The main thing is not to forget that scalping is minimal targets. With a five-digit quote in the EURUSD pair, take profit should not exceed 100-150 points. Stop loss will be the same. "False breakout", often used by prop companies. You just need to adjust it to the trading instrument.
Day trading
In day trading, there are more goals. But as in scalping, positions are closed during the day. This leaves its mark. Each day is considered separately. You need to predict how it will go.
Usually, it all comes down to two options. Breakout of an important price level or rebound. The importance of support and resistance is determined in different ways. Someone uses the "classics". Builds a trend channel. Looks at the price behavior near its boundaries. Based on them, they make decisions.
And someone takes more objective levels. For example, from the Chicago Mercantile Exchange (CME) website. Daily reports are published here. In them, you can see where the interests of large trading participants are. Traders trade rebounds from strong levels. And near weak ones, they look for breakout transactions.
Take profits in day trading correspond to the size of the average impulse. For major currency pairs, this is about 500 points at a five-digit quote. CME reports can be found at the link - https://www.cmegroup.com/market-data/daily-bulletin.html.
Swing trading
There are no time limits in swing trading. Targets from 500 points at a five-digit quote. Therefore, you can focus on less accurate strategies. They are mainly based on average price values. Moving averages (MA), oscillators such as MACD or RSI.

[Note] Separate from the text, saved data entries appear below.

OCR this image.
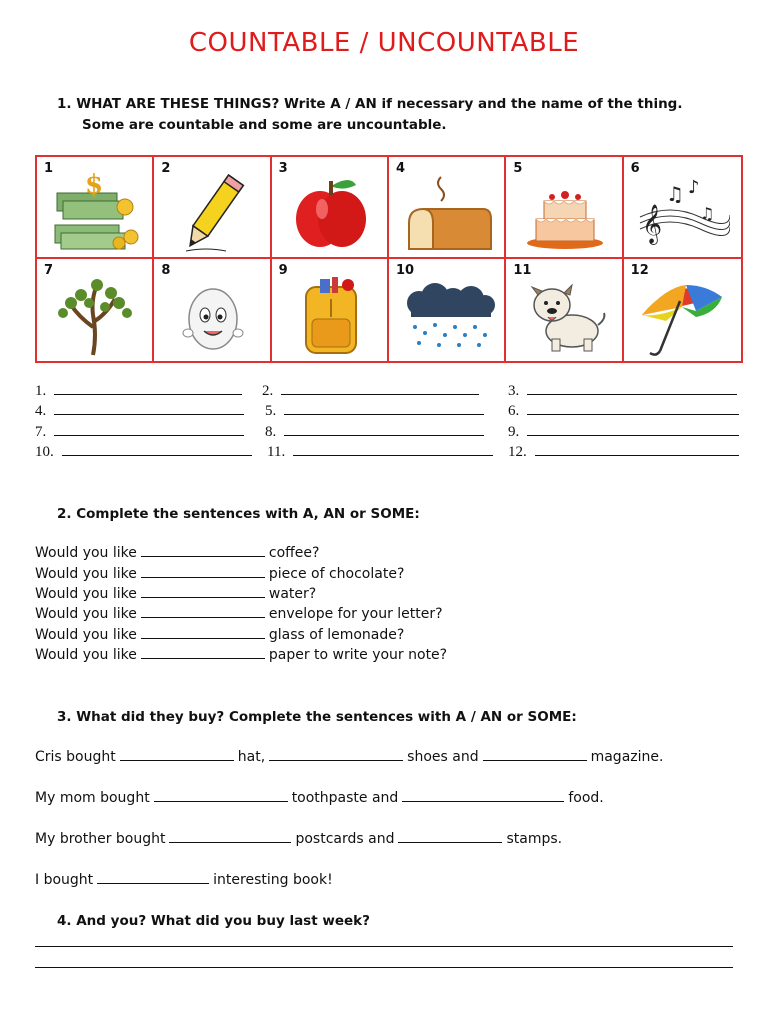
COUNTABLE / UNCOUNTABLE
1. WHAT ARE THESE THINGS? Write A / AN if necessary and the name of the thing.
Some are countable and some are uncountable.
1
$
2	3	4	5	6
𝄞
♫ ♪
♫
7	8	9	10	11	12
1.	2.	3.
4.	5.	6.
7.	8.	9.
10.	11.	12.
2. Complete the sentences with A, AN or SOME:
Would you like	coffee?
Would you like	piece of chocolate?
Would you like	water?
Would you like	envelope for your letter?
Would you like	glass of lemonade?
Would you like	paper to write your note?
3. What did they buy? Complete the sentences with A / AN or SOME:
Cris bought	hat,	shoes and	magazine.
My mom bought	toothpaste and	food.
My brother bought	postcards and	stamps.
I bought	interesting book!
4. And you? What did you buy last week?
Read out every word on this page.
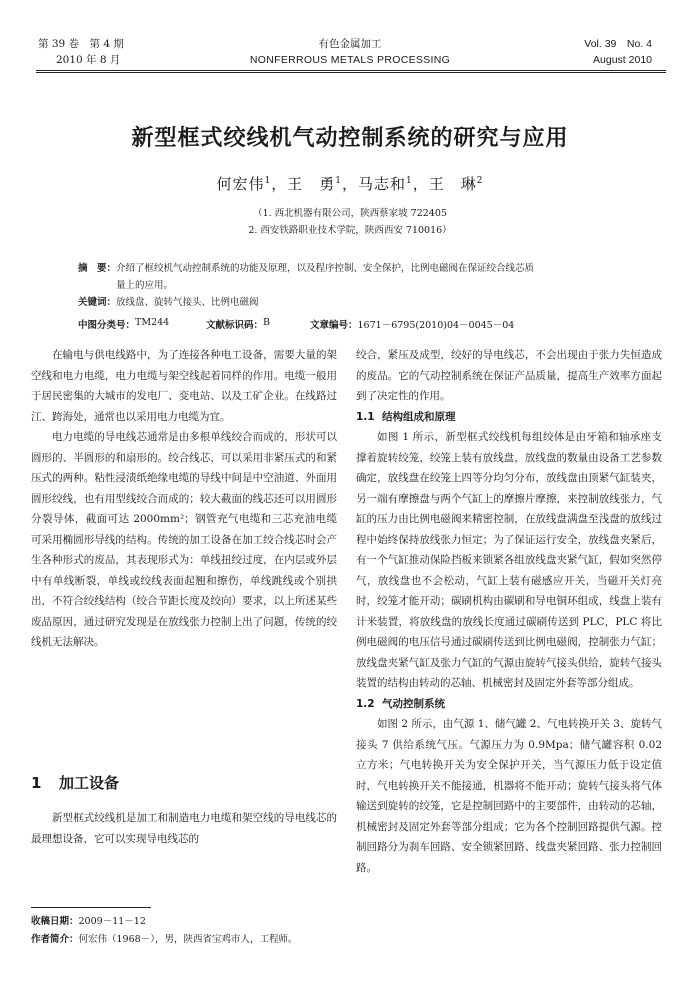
第 39 卷　第 4 期
2010 年 8 月
有色金属加工
NONFERROUS METALS PROCESSING
Vol. 39　No. 4
August 2010
新型框式绞线机气动控制系统的研究与应用
何宏伟$^1$，王　勇$^1$，马志和$^1$，王　琳$^2$
（1. 西北机器有限公司，陕西蔡家坡 722405
2. 西安铁路职业技术学院，陕西西安 710016）
摘　要：介绍了框绞机气动控制系统的功能及原理，以及程序控制、安全保护，比例电磁阀在保证绞合线芯质
量上的应用。
关键词：放线盘、旋转气接头、比例电磁阀
中图分类号： TM244	文献标识码： B	文章编号： 1671－6795(2010)04－0045－04

在输电与供电线路中，为了连接各种电工设备，需要大量的架空线和电力电缆，电力电缆与架空线起着同样的作用。电缆一般用于居民密集的大城市的发电厂、变电站、以及工矿企业。在线路过江、跨海处，通常也以采用电力电缆为宜。

电力电缆的导电线芯通常是由多根单线绞合而成的，形状可以圆形的、半圆形的和扇形的。绞合线芯，可以采用非紧压式的和紧压式的两种。粘性浸渍纸绝缘电缆的导线中间是中空油道、外面用圆形绞线，也有用型线绞合而成的；较大截面的线芯还可以用圆形分裂导体，截面可达 2000mm²；钢管充气电缆和三芯充油电缆可采用椭圆形导线的结构。传统的加工设备在加工绞合线芯时会产生各种形式的废品，其表现形式为：单线扭绞过度，在内层或外层中有单线断裂，单线或绞线表面起翘和擦伤，单线跳线或个别拱出，不符合绞线结构（绞合节距长度及绞向）要求，以上所述某些废品原因，通过研究发现是在放线张力控制上出了问题，传统的绞线机无法解决。

1 加工设备

新型框式绞线机是加工和制造电力电缆和架空线的导电线芯的最理想设备，它可以实现导电线芯的

收稿日期：2009－11－12
作者简介：何宏伟（1968－），男，陕西省宝鸡市人，工程师。

绞合，紧压及成型，绞好的导电线芯，不会出现由于张力失恒造成的废品。它的气动控制系统在保证产品质量，提高生产效率方面起到了决定性的作用。

1.1 结构组成和原理

如图 1 所示，新型框式绞线机每组绞体是由牙箱和轴承座支撑着旋转绞笼，绞笼上装有放线盘，放线盘的数量由设备工艺参数确定，放线盘在绞笼上四等分均匀分布，放线盘由顶紧气缸装夹，另一端有摩擦盘与两个气缸上的摩擦片摩擦，来控制放线张力，气缸的压力由比例电磁阀来精密控制，在放线盘满盘至浅盘的放线过程中始终保持放线张力恒定；为了保证运行安全，放线盘夹紧后，有一个气缸推动保险挡板来锁紧各组放线盘夹紧气缸，假如突然停气，放线盘也不会松动，气缸上装有磁感应开关，当磁开关灯亮时，绞笼才能开动；碳刷机构由碳刷和导电铜环组成，线盘上装有计米装置，将放线盘的放线长度通过碳刷传送到 PLC，PLC 将比例电磁阀的电压信号通过碳刷传送到比例电磁阀，控制张力气缸；放线盘夹紧气缸及张力气缸的气源由旋转气接头供给，旋转气接头装置的结构由转动的芯轴、机械密封及固定外套等部分组成。

1.2 气动控制系统

如图 2 所示，由气源 1、储气罐 2、气电转换开关 3、旋转气接头 7 供给系统气压。气源压力为 0.9Mpa；储气罐容积 0.02 立方米；气电转换开关为安全保护开关，当气源压力低于设定值时，气电转换开关不能接通，机器将不能开动；旋转气接头将气体输送到旋转的绞笼，它是控制回路中的主要部件，由转动的芯轴，机械密封及固定外套等部分组成；它为各个控制回路提供气源。控制回路分为刹车回路、安全锁紧回路、线盘夹紧回路、张力控制回路。
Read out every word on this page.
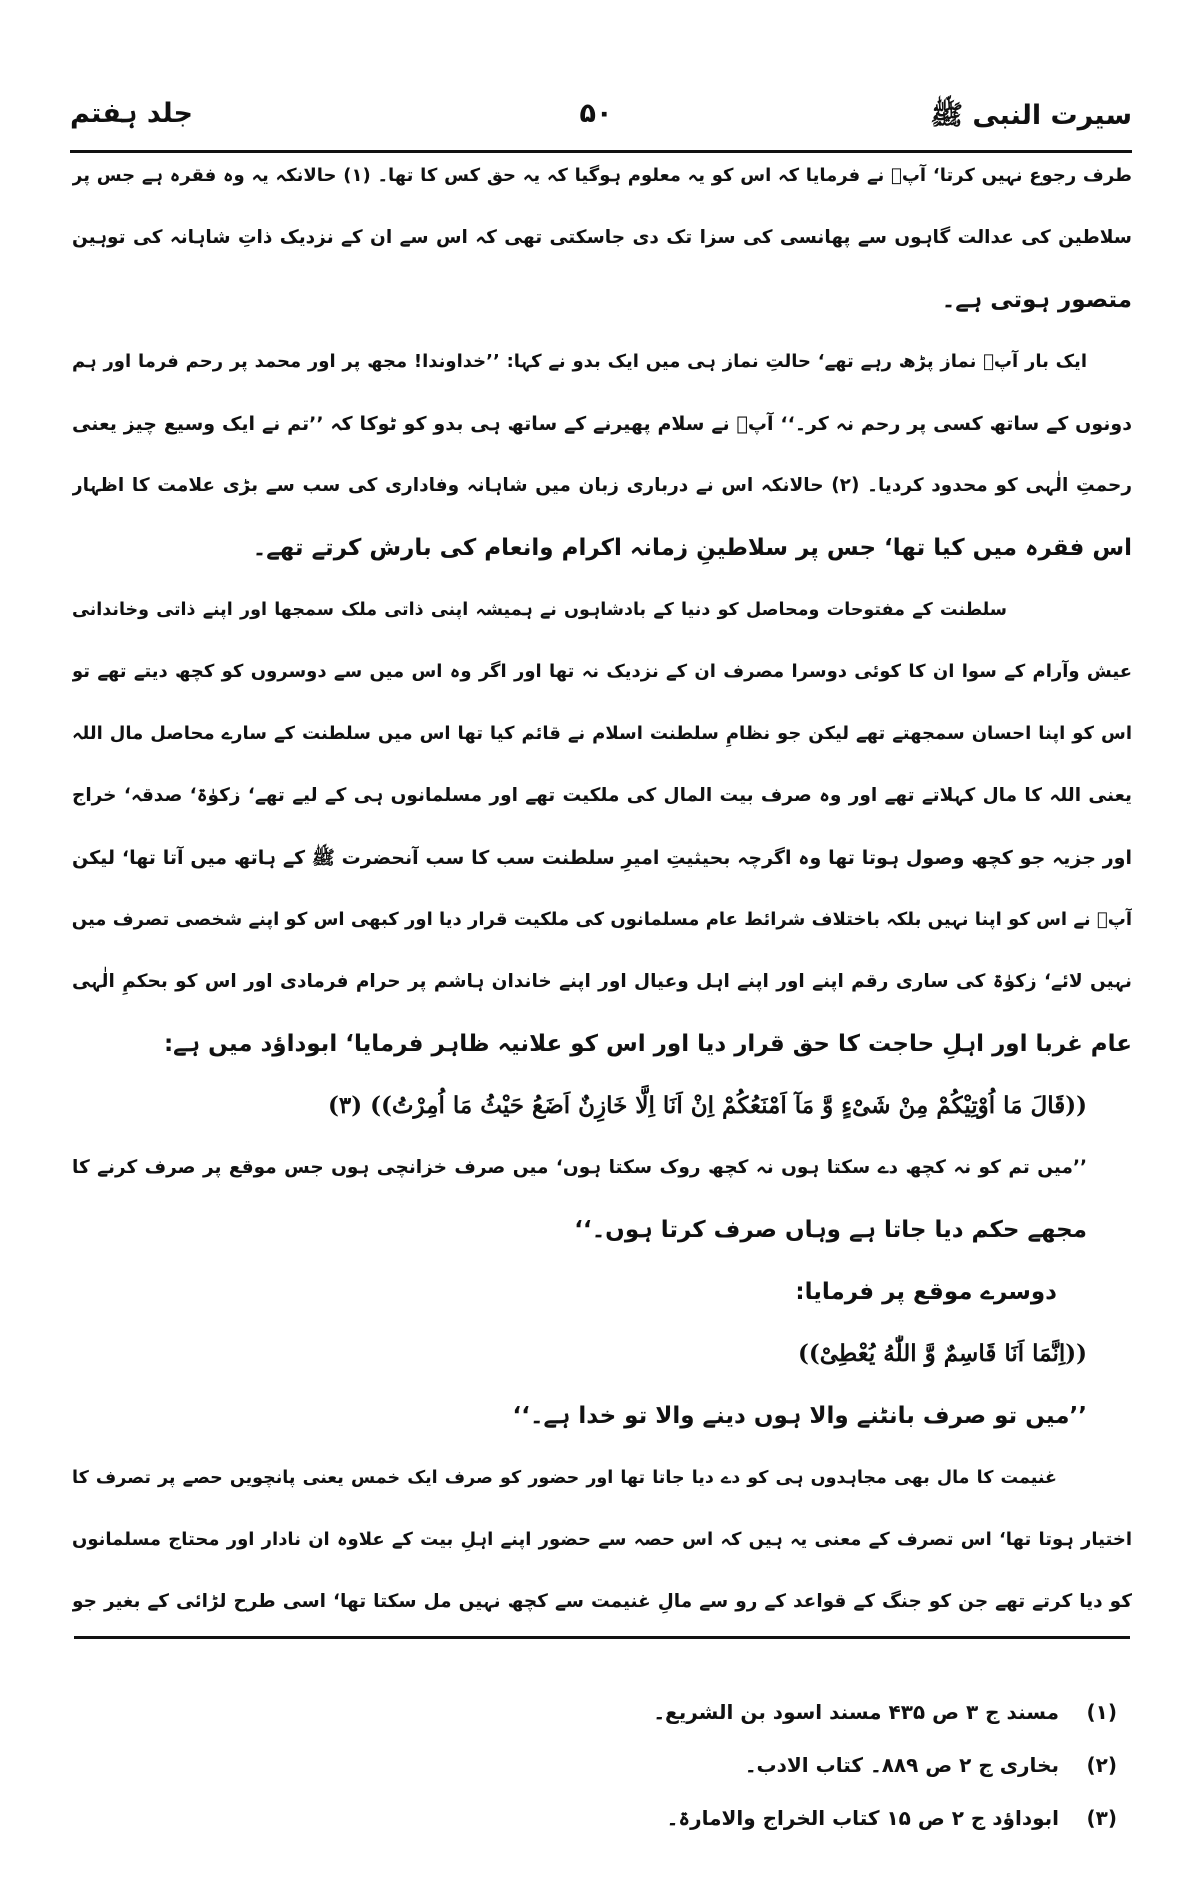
سیرت النبی ﷺ
۵۰
جلد ہفتم
طرف رجوع نہیں کرتا‘ آپؐ نے فرمایا کہ اس کو یہ معلوم ہوگیا کہ یہ حق کس کا تھا۔ (۱) حالانکہ یہ وہ فقرہ ہے جس پر
سلاطین کی عدالت گاہوں سے پھانسی کی سزا تک دی جاسکتی تھی کہ اس سے ان کے نزدیک ذاتِ شاہانہ کی توہین
متصور ہوتی ہے۔
ایک بار آپؐ نماز پڑھ رہے تھے‘ حالتِ نماز ہی میں ایک بدو نے کہا: ’’خداوندا! مجھ پر اور محمد پر رحم فرما اور ہم
دونوں کے ساتھ کسی پر رحم نہ کر۔‘‘ آپؐ نے سلام پھیرنے کے ساتھ ہی بدو کو ٹوکا کہ ’’تم نے ایک وسیع چیز یعنی
رحمتِ الٰہی کو محدود کردیا۔ (۲) حالانکہ اس نے درباری زبان میں شاہانہ وفاداری کی سب سے بڑی علامت کا اظہار
اس فقرہ میں کیا تھا‘ جس پر سلاطینِ زمانہ اکرام وانعام کی بارش کرتے تھے۔
سلطنت کے مفتوحات ومحاصل کو دنیا کے بادشاہوں نے ہمیشہ اپنی ذاتی ملک سمجھا اور اپنے ذاتی وخاندانی
عیش وآرام کے سوا ان کا کوئی دوسرا مصرف ان کے نزدیک نہ تھا اور اگر وہ اس میں سے دوسروں کو کچھ دیتے تھے تو
اس کو اپنا احسان سمجھتے تھے لیکن جو نظامِ سلطنت اسلام نے قائم کیا تھا اس میں سلطنت کے سارے محاصل مال اللہ
یعنی اللہ کا مال کہلاتے تھے اور وہ صرف بیت المال کی ملکیت تھے اور مسلمانوں ہی کے لیے تھے‘ زکوٰۃ‘ صدقہ‘ خراج
اور جزیہ جو کچھ وصول ہوتا تھا وہ اگرچہ بحیثیتِ امیرِ سلطنت سب کا سب آنحضرت ﷺ کے ہاتھ میں آتا تھا‘ لیکن
آپؐ نے اس کو اپنا نہیں بلکہ باختلاف شرائط عام مسلمانوں کی ملکیت قرار دیا اور کبھی اس کو اپنے شخصی تصرف میں
نہیں لائے‘ زکوٰۃ کی ساری رقم اپنے اور اپنے اہل وعیال اور اپنے خاندان ہاشم پر حرام فرمادی اور اس کو بحکمِ الٰہی
عام غربا اور اہلِ حاجت کا حق قرار دیا اور اس کو علانیہ ظاہر فرمایا‘ ابوداؤد میں ہے:
((قَالَ مَا اُوْتِیْکُمْ مِنْ شَیْءٍ وَّ مَآ اَمْنَعُکُمْ اِنْ اَنَا اِلَّا خَازِنٌ اَضَعُ حَیْثُ مَا اُمِرْتُ)) (۳)
’’میں تم کو نہ کچھ دے سکتا ہوں نہ کچھ روک سکتا ہوں‘ میں صرف خزانچی ہوں جس موقع پر صرف کرنے کا
مجھے حکم دیا جاتا ہے وہاں صرف کرتا ہوں۔‘‘
دوسرے موقع پر فرمایا:
((اِنَّمَا اَنَا قَاسِمٌ وَّ اللّٰهُ یُعْطِیْ))
’’میں تو صرف بانٹنے والا ہوں دینے والا تو خدا ہے۔‘‘
غنیمت کا مال بھی مجاہدوں ہی کو دے دیا جاتا تھا اور حضور کو صرف ایک خمس یعنی پانچویں حصے پر تصرف کا
اختیار ہوتا تھا‘ اس تصرف کے معنی یہ ہیں کہ اس حصہ سے حضور اپنے اہلِ بیت کے علاوہ ان نادار اور محتاج مسلمانوں
کو دیا کرتے تھے جن کو جنگ کے قواعد کے رو سے مالِ غنیمت سے کچھ نہیں مل سکتا تھا‘ اسی طرح لڑائی کے بغیر جو
(۱)مسند ج ۳ ص ۴۳۵ مسند اسود بن الشریع۔
(۲)بخاری ج ۲ ص ۸۸۹۔ کتاب الادب۔
(۳)ابوداؤد ج ۲ ص ۱۵ کتاب الخراج والامارۃ۔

You need to find extreme overbought and oversold zones. For example, using RSI or divergences / convergences in MACD. Using an exponential moving average, determine the average price value for the period. The most popular of them are: 50, 100, 150 and 200. And then trade for a return to average levels.
Counter-trend trading attracts beginners. The idea is simple at first glance. But such strategies are suitable only for experienced traders. They require strict adherence to the rules of the trading system. Transactions here can last several days or a week. This creates a high psychological load. Therefore, swing trading is less often used in prop trading.